If so, if it be a debt due from the stockholder to the creditor, coexistent with the contract by the company, it Is clear that no act by the stockholder, without the consent of the creditor, can exonorate him from the liability thus incurred. The relation of stockholder creates a perfect legal obligation to pay the debts contracted by the company, until the whole *493capital shall have been paid, and it is upon the faith of this perfect legal obligation, that parties deal with the company. The liability of a stockholder, being therefore in the nature of a contract made between the company, the creditor and himself, we are of opinion that it continues, and is in no manner affected by the mere transfer of his stock. This construction is fully warranted by the language of the statute, and best accomplishes the purpose of the Legislature, namely, the protection and security of creditors. If the construction contended for by the appellant be correct, then the liability imposed by the section in question would necessarily be conditional ; that is, provided the creditor commenced his suit prior to the transfer of the stock. We find nothing in the language of the statute, nor in the purposes for which it was passed, to warrant such a construction. Moreover it denies to creditors the right to look for payment to such stockholders as were alone known to them at the time the debt was contracted, and compels them to seek payment of persons whom they could by no possibility know, and whom if known, they might have refused credit to the corporation.

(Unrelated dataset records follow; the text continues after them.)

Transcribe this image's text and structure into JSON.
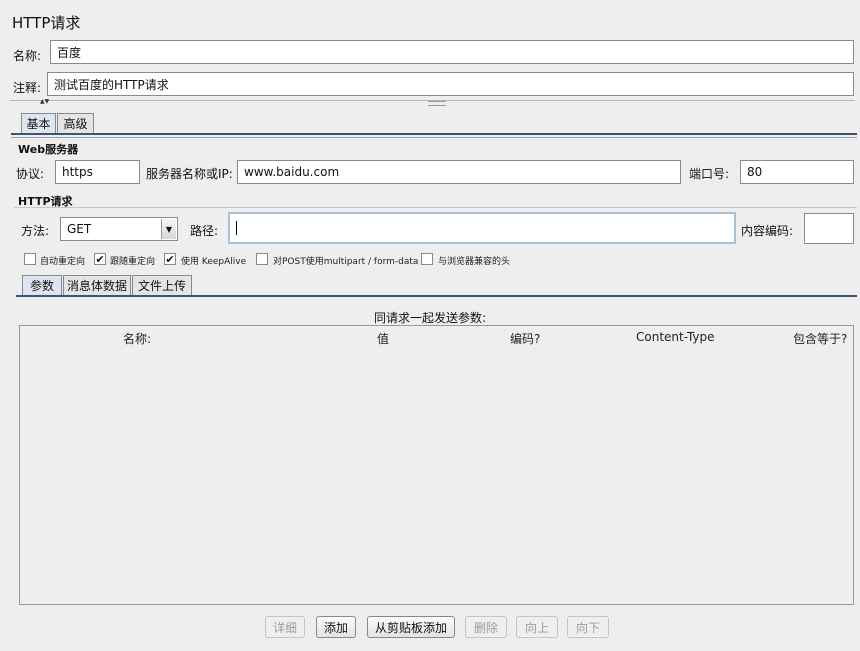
{
  "panel": {
    "title": "HTTP请求"
  },
  "name_row": {
    "label": "名称:",
    "value": "百度"
  },
  "comment_row": {
    "label": "注释:",
    "value": "测试百度的HTTP请求"
  },
  "divider": {
    "arrows": "▲▼"
  },
  "tabs": [
    {
      "label": "基本"
    },
    {
      "label": "高级"
    }
  ],
  "web_server": {
    "title": "Web服务器",
    "protocol_label": "协议:",
    "protocol_value": "https",
    "server_label": "服务器名称或IP:",
    "server_value": "www.baidu.com",
    "port_label": "端口号:",
    "port_value": "80"
  },
  "http_request": {
    "title": "HTTP请求",
    "method_label": "方法:",
    "method_value": "GET",
    "path_label": "路径:",
    "path_value": "",
    "encoding_label": "内容编码:",
    "encoding_value": ""
  },
  "options": [
    {
      "label": "自动重定向",
      "checked": false
    },
    {
      "label": "跟随重定向",
      "checked": true
    },
    {
      "label": "使用 KeepAlive",
      "checked": true
    },
    {
      "label": "对POST使用multipart / form-data",
      "checked": false
    },
    {
      "label": "与浏览器兼容的头",
      "checked": false
    }
  ],
  "sub_tabs": [
    {
      "label": "参数"
    },
    {
      "label": "消息体数据"
    },
    {
      "label": "文件上传"
    }
  ],
  "params": {
    "caption": "同请求一起发送参数:",
    "columns": [
      "名称:",
      "值",
      "编码?",
      "Content-Type",
      "包含等于?"
    ]
  },
  "buttons": {
    "detail": "详细",
    "add": "添加",
    "add_clipboard": "从剪贴板添加",
    "delete": "删除",
    "up": "向上",
    "down": "向下"
  },
  "colors": {
    "background": "#eeeeee",
    "selected_tab": "#dde6f0",
    "separator": "#3d5570"
  }
}
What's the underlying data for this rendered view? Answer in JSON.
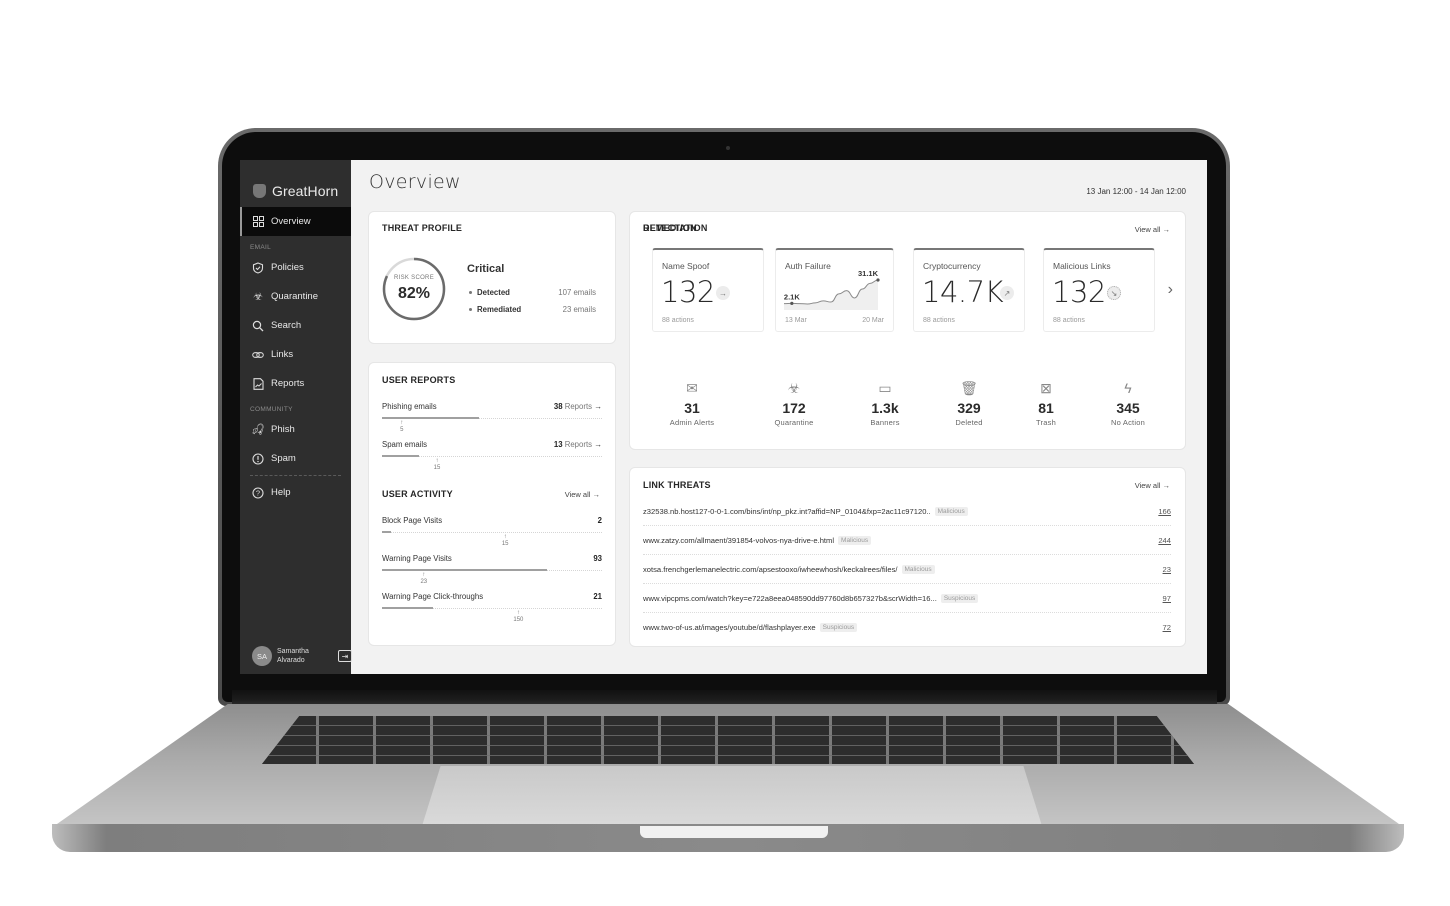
{
  "app": {
    "brand": "GreatHorn",
    "page_title": "Overview",
    "date_range": "13 Jan 12:00 - 14 Jan 12:00"
  },
  "sidebar": {
    "active": "Overview",
    "items": [
      {
        "label": "Overview",
        "icon": "grid-icon"
      },
      {
        "section": "EMAIL"
      },
      {
        "label": "Policies",
        "icon": "shield-check-icon"
      },
      {
        "label": "Quarantine",
        "icon": "biohazard-icon"
      },
      {
        "label": "Search",
        "icon": "search-icon"
      },
      {
        "label": "Links",
        "icon": "link-icon"
      },
      {
        "label": "Reports",
        "icon": "report-icon"
      },
      {
        "section": "COMMUNITY"
      },
      {
        "label": "Phish",
        "icon": "hook-icon"
      },
      {
        "label": "Spam",
        "icon": "alert-circle-icon"
      },
      {
        "label": "Help",
        "icon": "help-circle-icon"
      }
    ],
    "sections": {
      "email": "EMAIL",
      "community": "COMMUNITY"
    },
    "labels": {
      "overview": "Overview",
      "policies": "Policies",
      "quarantine": "Quarantine",
      "search": "Search",
      "links": "Links",
      "reports": "Reports",
      "phish": "Phish",
      "spam": "Spam",
      "help": "Help"
    },
    "user": {
      "initials": "SA",
      "name": "Samantha Alvarado"
    }
  },
  "threat_profile": {
    "title": "THREAT PROFILE",
    "risk_label": "RISK SCORE",
    "risk_score": "82%",
    "risk_fraction": 0.82,
    "status": "Critical",
    "rows": [
      {
        "label": "Detected",
        "value": "107 emails"
      },
      {
        "label": "Remediated",
        "value": "23 emails"
      }
    ]
  },
  "user_reports": {
    "title": "USER REPORTS",
    "items": [
      {
        "label": "Phishing emails",
        "count": "38",
        "unit": "Reports",
        "fill": 0.44,
        "marker": "5",
        "marker_pos": 0.09
      },
      {
        "label": "Spam emails",
        "count": "13",
        "unit": "Reports",
        "fill": 0.17,
        "marker": "15",
        "marker_pos": 0.25
      }
    ]
  },
  "user_activity": {
    "title": "USER ACTIVITY",
    "view_all": "View all",
    "items": [
      {
        "label": "Block Page Visits",
        "value": "2",
        "fill": 0.04,
        "marker": "15",
        "marker_pos": 0.56
      },
      {
        "label": "Warning Page Visits",
        "value": "93",
        "fill": 0.75,
        "marker": "23",
        "marker_pos": 0.19
      },
      {
        "label": "Warning Page Click-throughs",
        "value": "21",
        "fill": 0.23,
        "marker": "150",
        "marker_pos": 0.62
      }
    ]
  },
  "detection": {
    "title": "DETECTION",
    "view_all": "View all",
    "tiles": [
      {
        "title": "Name Spoof",
        "value": "132",
        "trend": "right",
        "sub": "88 actions"
      },
      {
        "title": "Auth Failure",
        "start_label": "2.1K",
        "end_label": "31.1K",
        "x_start": "13 Mar",
        "x_end": "20 Mar",
        "series": [
          2.1,
          2.4,
          2.1,
          1.6,
          3.0,
          5.5,
          4.0,
          14.0,
          18.0,
          9.0,
          20.0,
          27.0,
          31.1
        ]
      },
      {
        "title": "Cryptocurrency",
        "value": "14.7K",
        "trend": "up-right",
        "sub": "88 actions"
      },
      {
        "title": "Malicious Links",
        "value": "132",
        "trend": "down-right",
        "sub": "88 actions"
      }
    ]
  },
  "remediation": {
    "title": "REMEDIATION",
    "items": [
      {
        "value": "31",
        "label": "Admin Alerts",
        "icon": "mail-alert-icon"
      },
      {
        "value": "172",
        "label": "Quarantine",
        "icon": "biohazard-icon"
      },
      {
        "value": "1.3k",
        "label": "Banners",
        "icon": "banner-icon"
      },
      {
        "value": "329",
        "label": "Deleted",
        "icon": "trash-icon"
      },
      {
        "value": "81",
        "label": "Trash",
        "icon": "archive-x-icon"
      },
      {
        "value": "345",
        "label": "No Action",
        "icon": "bolt-icon"
      }
    ]
  },
  "link_threats": {
    "title": "LINK THREATS",
    "view_all": "View all",
    "rows": [
      {
        "url": "z32538.nb.host127-0-0-1.com/bins/int/np_pkz.int?affid=NP_0104&fxp=2ac11c97120..",
        "badge": "Malicious",
        "count": "166"
      },
      {
        "url": "www.zatzy.com/allmaent/391854-volvos-nya-drive-e.html",
        "badge": "Malicious",
        "count": "244"
      },
      {
        "url": "xotsa.frenchgerlemanelectric.com/apsestooxo/iwheewhosh/keckalrees/files/",
        "badge": "Malicious",
        "count": "23"
      },
      {
        "url": "www.vipcpms.com/watch?key=e722a8eea048590dd97760d8b657327b&scrWidth=16...",
        "badge": "Suspicious",
        "count": "97"
      },
      {
        "url": "www.two-of-us.at/images/youtube/d/flashplayer.exe",
        "badge": "Suspicious",
        "count": "72"
      }
    ]
  },
  "colors": {
    "sidebar_bg": "#2e2e2e",
    "sidebar_active_bg": "#0b0b0b",
    "content_bg": "#f2f2f2",
    "card_bg": "#ffffff",
    "accent": "#777777"
  }
}
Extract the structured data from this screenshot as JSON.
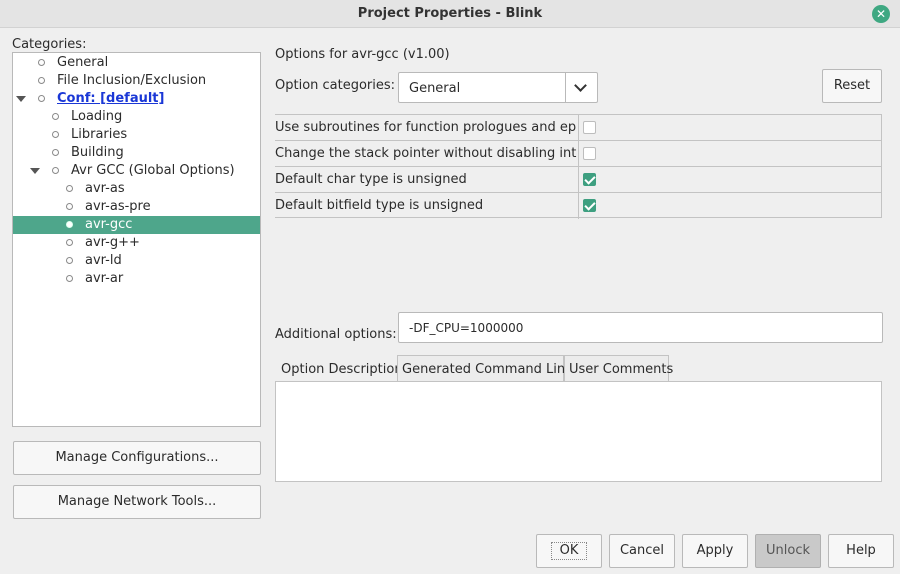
{
  "window": {
    "title": "Project Properties - Blink",
    "close_glyph": "✕"
  },
  "categories": {
    "label": "Categories:",
    "items": [
      {
        "label": "General"
      },
      {
        "label": "File Inclusion/Exclusion"
      },
      {
        "label": "Conf: [default]"
      },
      {
        "label": "Loading"
      },
      {
        "label": "Libraries"
      },
      {
        "label": "Building"
      },
      {
        "label": "Avr GCC (Global Options)"
      },
      {
        "label": "avr-as"
      },
      {
        "label": "avr-as-pre"
      },
      {
        "label": "avr-gcc"
      },
      {
        "label": "avr-g++"
      },
      {
        "label": "avr-ld"
      },
      {
        "label": "avr-ar"
      }
    ],
    "selected": "avr-gcc"
  },
  "left_buttons": {
    "manage_configurations": "Manage Configurations...",
    "manage_network_tools": "Manage Network Tools..."
  },
  "options": {
    "header": "Options for avr-gcc (v1.00)",
    "category_label": "Option categories:",
    "category_value": "General",
    "reset_label": "Reset",
    "rows": [
      {
        "name": "Use subroutines for function prologues and epil...",
        "checked": false
      },
      {
        "name": "Change the stack pointer without disabling inte...",
        "checked": false
      },
      {
        "name": "Default char type is unsigned",
        "checked": true
      },
      {
        "name": "Default bitfield type is unsigned",
        "checked": true
      }
    ],
    "additional_label": "Additional options:",
    "additional_value": "-DF_CPU=1000000"
  },
  "tabs": [
    {
      "label": "Option Description",
      "active": true
    },
    {
      "label": "Generated Command Line",
      "active": false
    },
    {
      "label": "User Comments",
      "active": false
    }
  ],
  "footer": {
    "ok": "OK",
    "cancel": "Cancel",
    "apply": "Apply",
    "unlock": "Unlock",
    "help": "Help"
  },
  "colors": {
    "accent": "#4ea68b",
    "link": "#1a37d6"
  }
}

The construction we have adopted is also just and equitable as between stockholders themselves. If personal liability is to rest anywhere, it surely ought to be with those who were stockholders at the time the debt was contracted; who had the means of knowing the extent and magnitude of the same, and who could have exercised an influence in the management of the affairs of the company, rather than upon those who became shareholders subsequent to the creation of the debt, and who are in no maimer responsible for the same.

The prayers offered by the plaintiffs are erroneous, because they assume the liability of the defendant for his subscription, without regard to whether the whole capital stock of the company was taken, or whether he had waived his right to rely upon a partial subscription as a defence to the action.

The defendant’s prayers were properly rejected. We fully concur in the modification of the fourth prayer. It certainly *494presented the law in as favorable light as. the defendant had any right to expect. If he consented to the withdrawal and alteration of the certificate, it is hardly necessary to say that he will be estopped from relying on such withdrawal or alteration, as a defence to an action brought by a creditor for machinery sold to the company.

(Decided 20th June, 1872.)

We are also of opinion that the Court erred in admitting the corporation' books in evidence. In some instances, it is true, they may be offered in evidence either for or against the corporation, where the acts recorded are of a public nature, and when the entries have been made by a proper officer. But when they relate to the private transactions of the company, they are, as a general rule, inadmissible, except perhaps in actions between the members.

For these reasons the judgment below will be reversed and a new trial awarded.

Judgment reversed and new trial awarded.